| Frieda Wolff wird am 24.07.1892 in Sandhorst bei Aurich geboren. Sie ist das erste Kind der Eltern Joseph Wolff und Regine Reische geb. Von der Wall aus Norden. Sie hat noch drei weitere jüngere Geschwister. Ihre Schwester Eva verh. Salomons kommt mit Kind und Ehemann in der Shoah um.
Frieda Wolff heiratet den Viehhändler Abraham Josef Samson. Zusammen haben sie vier Kinder. Der älteste Sohn Josef ist schon im Geschäft.
Die Familie ist sehr religiös und beachtet die Gesetze der Religion.
Die staatlichen Verfolgungen der Juden machen auch vor den Samsons nicht halt. Sie müssen ihr Haus verkaufen und ziehen als Untermieter in das Haus der Jüdischen Gemeinde in der Emder Straße 16 ein. Die Familie will auswandern, aber sie haben keinen Verwandten in Amerika, der der Familie die begehrte Bürgschaft, das Affidavit verschafft. Ihre älteste Tochter Herta geht bereits 1938 als Au pair nach England, ihr Sohn Josef mit einem Kindertransport auch dorthin. Zuvor musste ihr Sohn die Torturen der Reichspogromnacht in Aurich und im KZ Sachsenhausen erleiden.
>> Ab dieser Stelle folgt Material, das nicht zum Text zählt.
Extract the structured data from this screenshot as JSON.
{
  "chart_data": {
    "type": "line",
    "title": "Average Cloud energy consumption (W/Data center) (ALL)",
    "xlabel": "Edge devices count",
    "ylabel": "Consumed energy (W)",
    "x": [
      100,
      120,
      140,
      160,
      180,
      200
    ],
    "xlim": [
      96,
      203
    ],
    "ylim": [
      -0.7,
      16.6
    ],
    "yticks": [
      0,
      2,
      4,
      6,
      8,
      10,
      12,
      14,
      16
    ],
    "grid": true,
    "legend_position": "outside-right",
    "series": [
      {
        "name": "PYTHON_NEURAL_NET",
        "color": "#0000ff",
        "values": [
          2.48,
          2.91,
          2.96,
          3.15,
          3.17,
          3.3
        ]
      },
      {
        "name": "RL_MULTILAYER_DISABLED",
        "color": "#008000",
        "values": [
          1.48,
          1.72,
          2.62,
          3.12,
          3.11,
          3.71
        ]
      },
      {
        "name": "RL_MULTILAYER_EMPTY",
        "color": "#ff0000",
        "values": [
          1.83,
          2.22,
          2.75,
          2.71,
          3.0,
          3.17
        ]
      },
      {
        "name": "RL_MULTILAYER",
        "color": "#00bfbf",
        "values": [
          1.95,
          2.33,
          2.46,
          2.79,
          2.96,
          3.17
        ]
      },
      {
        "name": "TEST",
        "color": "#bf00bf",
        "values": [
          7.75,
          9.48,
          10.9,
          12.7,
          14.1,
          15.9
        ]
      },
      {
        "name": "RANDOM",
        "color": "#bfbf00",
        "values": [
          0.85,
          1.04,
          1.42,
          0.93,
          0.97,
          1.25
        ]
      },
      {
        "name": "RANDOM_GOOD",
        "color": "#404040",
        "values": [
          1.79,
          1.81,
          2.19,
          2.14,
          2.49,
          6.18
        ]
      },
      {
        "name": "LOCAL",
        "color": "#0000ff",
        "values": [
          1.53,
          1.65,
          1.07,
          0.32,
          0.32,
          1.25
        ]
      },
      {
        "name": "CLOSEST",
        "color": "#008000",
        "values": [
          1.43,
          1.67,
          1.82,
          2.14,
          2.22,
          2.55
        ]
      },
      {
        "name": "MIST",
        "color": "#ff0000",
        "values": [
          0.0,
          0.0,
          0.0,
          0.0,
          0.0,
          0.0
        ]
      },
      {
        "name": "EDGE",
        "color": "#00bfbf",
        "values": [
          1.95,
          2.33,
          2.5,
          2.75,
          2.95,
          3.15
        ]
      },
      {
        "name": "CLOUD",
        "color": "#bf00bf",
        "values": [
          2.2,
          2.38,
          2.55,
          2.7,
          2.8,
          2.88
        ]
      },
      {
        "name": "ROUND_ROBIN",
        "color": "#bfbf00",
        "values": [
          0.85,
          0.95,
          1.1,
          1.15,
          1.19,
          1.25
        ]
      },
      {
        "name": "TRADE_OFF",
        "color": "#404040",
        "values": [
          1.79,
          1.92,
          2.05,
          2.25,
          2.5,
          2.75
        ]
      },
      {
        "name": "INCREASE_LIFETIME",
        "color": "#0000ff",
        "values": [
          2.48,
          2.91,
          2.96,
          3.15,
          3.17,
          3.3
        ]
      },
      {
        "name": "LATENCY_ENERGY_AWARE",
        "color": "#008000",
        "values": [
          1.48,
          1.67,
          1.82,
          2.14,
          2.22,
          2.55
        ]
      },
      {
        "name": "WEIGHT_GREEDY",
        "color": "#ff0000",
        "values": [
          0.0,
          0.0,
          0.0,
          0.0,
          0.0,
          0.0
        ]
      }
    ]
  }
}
Ihrem Mann gelang es ihn nach 14 Tagen dort gegen Lösegeld freizubekommen.
Die Familie, Frieda, ihr Mann Abraham Josef und ihr jüngstes Kind Siegfried müssen am 27. Februar 1940 Aurich verlassen und nach Berlin ziehen. Ihre Tochter Grete ist bereits dort und lernt Krankenschwester im Jüdischen Krankenhaus. Sie müssen Zwangsarbeit leisten. Sohn Siegfried kann in eine nahegelegene jüdische Bildungseinrichtung (Hachscharah) zur Vorbereitung auf Palästina gehen.
Am 28.01.1943 bekommen Frieda und ihr Mann den Befehl, sich am nächsten Tag für die Abholung bereitzuhalten.
Abraham Samson ruft abends noch seine Tochter aus der Telefonzelle an. Sie, Grete, will mit ins Lager, ihre Eltern nicht alleine lassen. Abraham Joseph antwortet in den letzten überlieferten Worten:“ Keine Frage, Du musst Dein Leben retten. Es ist nicht gut, wenn Eltern ihre Kinder leiden sehen, noch schlechter ist es, wenn Kinder ihre Eltern leiden sehen. Hüte dich. Sei stark. Und esse genug, alles was Du bekommst ohne Rücksicht auf die Religion.“
Frieda und Josef besteigen am 29.01.1943 den Deportationszug nach Auschwitz. Unmittelbar nach ihrer Ankunft werden beide ermordet.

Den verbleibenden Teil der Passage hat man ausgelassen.